Submitted to: HortScience
Publication Type: Peer Reviewed Journal
Publication Acceptance Date: 2/26/1997
Publication Date: N/A
Interpretive Summary: Scotch Bonnet and Habanero peppers, members of a very pungent pepper species not commonly grown in the United States (Capsicum chinense), are becoming increasingly popular in the American diet. Since the southern root-knot nematode is a major pest of the pepper species that is commonly grown in the United States (Capsicum annuum), a series of experiments was conducted to determine whether Scotch Bonnet and Habanero peppers are also vulnerable to the pest. Scotch Bonnet and Habanero cultigens were collected from all available private and commercial sources, and each cultigen was tested for resistance to the southern root-knot nematode. All Habanero cultigens and all cultigens collected from commercial seed sources were susceptible. However, several Scotch Bonnet cultigens obtained from private "heirloom" seed collectors were resistant. Detailed field evaluations of the resistant Scotch Bonnet cultigens indicated that they are potentially useful by both home gardeners and commercial farmers without any further development. Additionally, these Scotch Bonnet cultigens should be excellent sources of resistance for breeding root-knot nematode resistant Habanero peppers.

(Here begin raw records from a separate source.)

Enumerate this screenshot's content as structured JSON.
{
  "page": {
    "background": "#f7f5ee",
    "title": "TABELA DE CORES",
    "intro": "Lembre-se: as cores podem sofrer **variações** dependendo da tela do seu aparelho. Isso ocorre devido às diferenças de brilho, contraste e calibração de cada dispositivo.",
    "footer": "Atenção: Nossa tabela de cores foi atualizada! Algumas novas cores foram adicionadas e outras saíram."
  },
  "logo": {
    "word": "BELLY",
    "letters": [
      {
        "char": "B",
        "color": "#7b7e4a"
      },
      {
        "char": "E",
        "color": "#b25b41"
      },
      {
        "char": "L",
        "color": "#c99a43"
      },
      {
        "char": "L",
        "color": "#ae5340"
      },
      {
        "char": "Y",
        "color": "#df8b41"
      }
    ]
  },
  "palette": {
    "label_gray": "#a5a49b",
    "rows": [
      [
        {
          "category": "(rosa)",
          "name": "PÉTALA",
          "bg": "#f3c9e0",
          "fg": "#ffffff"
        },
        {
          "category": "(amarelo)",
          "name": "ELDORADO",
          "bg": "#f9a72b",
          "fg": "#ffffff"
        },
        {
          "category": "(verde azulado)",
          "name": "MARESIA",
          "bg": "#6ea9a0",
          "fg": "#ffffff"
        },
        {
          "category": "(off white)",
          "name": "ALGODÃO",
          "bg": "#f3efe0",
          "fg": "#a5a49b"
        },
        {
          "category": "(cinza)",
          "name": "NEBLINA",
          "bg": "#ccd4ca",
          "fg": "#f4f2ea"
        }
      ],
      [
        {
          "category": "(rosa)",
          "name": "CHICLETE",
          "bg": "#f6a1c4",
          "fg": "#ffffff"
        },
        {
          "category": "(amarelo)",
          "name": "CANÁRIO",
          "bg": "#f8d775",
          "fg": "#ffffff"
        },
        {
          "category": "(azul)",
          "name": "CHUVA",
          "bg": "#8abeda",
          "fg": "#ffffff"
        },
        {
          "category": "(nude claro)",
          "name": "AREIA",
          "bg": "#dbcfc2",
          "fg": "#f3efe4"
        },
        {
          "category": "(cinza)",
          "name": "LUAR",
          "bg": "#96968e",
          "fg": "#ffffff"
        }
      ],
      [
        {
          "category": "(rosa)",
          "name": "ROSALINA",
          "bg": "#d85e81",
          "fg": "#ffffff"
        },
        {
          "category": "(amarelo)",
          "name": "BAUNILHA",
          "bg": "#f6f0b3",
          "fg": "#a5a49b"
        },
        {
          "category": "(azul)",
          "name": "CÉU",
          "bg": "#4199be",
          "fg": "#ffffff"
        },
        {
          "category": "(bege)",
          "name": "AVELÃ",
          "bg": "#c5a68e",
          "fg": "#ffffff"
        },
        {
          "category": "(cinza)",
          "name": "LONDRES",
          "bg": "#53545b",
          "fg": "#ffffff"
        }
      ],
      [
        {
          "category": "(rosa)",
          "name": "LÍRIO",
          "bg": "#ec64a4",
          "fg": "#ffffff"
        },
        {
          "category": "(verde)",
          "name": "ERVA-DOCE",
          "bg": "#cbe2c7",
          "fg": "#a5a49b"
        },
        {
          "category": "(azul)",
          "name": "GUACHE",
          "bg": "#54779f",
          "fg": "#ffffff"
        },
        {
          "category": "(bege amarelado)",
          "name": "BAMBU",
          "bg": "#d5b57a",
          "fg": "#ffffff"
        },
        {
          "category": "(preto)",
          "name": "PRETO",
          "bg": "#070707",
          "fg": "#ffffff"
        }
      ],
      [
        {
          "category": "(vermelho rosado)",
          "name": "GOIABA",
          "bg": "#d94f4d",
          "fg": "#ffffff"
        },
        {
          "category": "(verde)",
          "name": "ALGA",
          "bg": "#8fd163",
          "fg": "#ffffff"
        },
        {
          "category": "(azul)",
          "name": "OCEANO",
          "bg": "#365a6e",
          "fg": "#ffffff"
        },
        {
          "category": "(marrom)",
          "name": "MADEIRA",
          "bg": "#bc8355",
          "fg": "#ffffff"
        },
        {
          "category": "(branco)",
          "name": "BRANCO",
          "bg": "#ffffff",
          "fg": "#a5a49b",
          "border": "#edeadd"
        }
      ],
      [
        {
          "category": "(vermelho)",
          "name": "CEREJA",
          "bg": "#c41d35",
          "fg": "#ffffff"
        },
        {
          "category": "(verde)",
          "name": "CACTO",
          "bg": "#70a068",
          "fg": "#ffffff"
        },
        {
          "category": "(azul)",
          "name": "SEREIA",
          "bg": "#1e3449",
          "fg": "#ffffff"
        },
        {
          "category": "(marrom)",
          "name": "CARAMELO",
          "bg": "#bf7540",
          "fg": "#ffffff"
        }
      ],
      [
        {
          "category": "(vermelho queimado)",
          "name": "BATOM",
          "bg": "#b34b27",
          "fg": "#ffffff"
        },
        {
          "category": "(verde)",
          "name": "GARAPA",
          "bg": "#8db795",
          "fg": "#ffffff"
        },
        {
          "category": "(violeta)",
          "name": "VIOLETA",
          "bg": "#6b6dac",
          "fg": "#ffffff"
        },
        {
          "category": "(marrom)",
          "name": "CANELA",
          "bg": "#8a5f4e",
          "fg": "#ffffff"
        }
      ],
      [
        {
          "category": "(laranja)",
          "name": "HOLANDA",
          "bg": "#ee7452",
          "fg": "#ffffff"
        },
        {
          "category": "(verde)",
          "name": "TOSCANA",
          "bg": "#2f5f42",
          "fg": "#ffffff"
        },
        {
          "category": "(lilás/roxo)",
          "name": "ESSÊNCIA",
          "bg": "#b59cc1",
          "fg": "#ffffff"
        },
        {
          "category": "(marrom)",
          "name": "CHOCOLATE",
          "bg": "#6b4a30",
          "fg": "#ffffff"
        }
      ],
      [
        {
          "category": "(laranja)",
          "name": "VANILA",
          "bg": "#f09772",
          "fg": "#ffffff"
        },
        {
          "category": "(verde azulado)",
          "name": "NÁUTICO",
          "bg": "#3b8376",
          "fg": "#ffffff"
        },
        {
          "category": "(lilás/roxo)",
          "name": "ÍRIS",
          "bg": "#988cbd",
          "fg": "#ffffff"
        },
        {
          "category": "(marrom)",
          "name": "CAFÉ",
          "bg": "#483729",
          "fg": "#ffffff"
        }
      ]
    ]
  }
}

Technical Abstract: Scotch Bonnet and Habanero peppers, extremely pungent cultivar classes of Capsicum chinense Jacq., are increasing in popularity in the United States. Because the southern root-knot nematode, Meloidogyne incognita (Kofoid & W Chitwood, is a major pest of many C. annuum cultivars, a series of greenhouse and field experiment was conducted to determine if Scotch Bonnet tand Habanero peppers are also vulnerable to the pest. An effort was made to collect Scotch Bonnet and Habanero cultigens from all available commercial and private sources. In an initial greenhouse test, a collection of 59 C. chinense cultigens was evaluated for reaction to M. incognita race 3. All cultigens obtained from commercial sources were moderately susceptible or susceptible. However, four accessions obtained through Seed Savers Exchange listings exhibited high levels of resistance. Three of these cultigens (PA-353, PA-398, and PA-426) were studied in subsequent greenhouse and field plantings, and each was confirmed to have level of resistance similar to the levels of resistance available in C. annuum. All three of the resistant cultigens are well-adapted, Scotch Bonnet type peppers, and each is potentially useful in commercial production without further development. None of the Habanero cultigens was resistant to the southern root-knot nematode.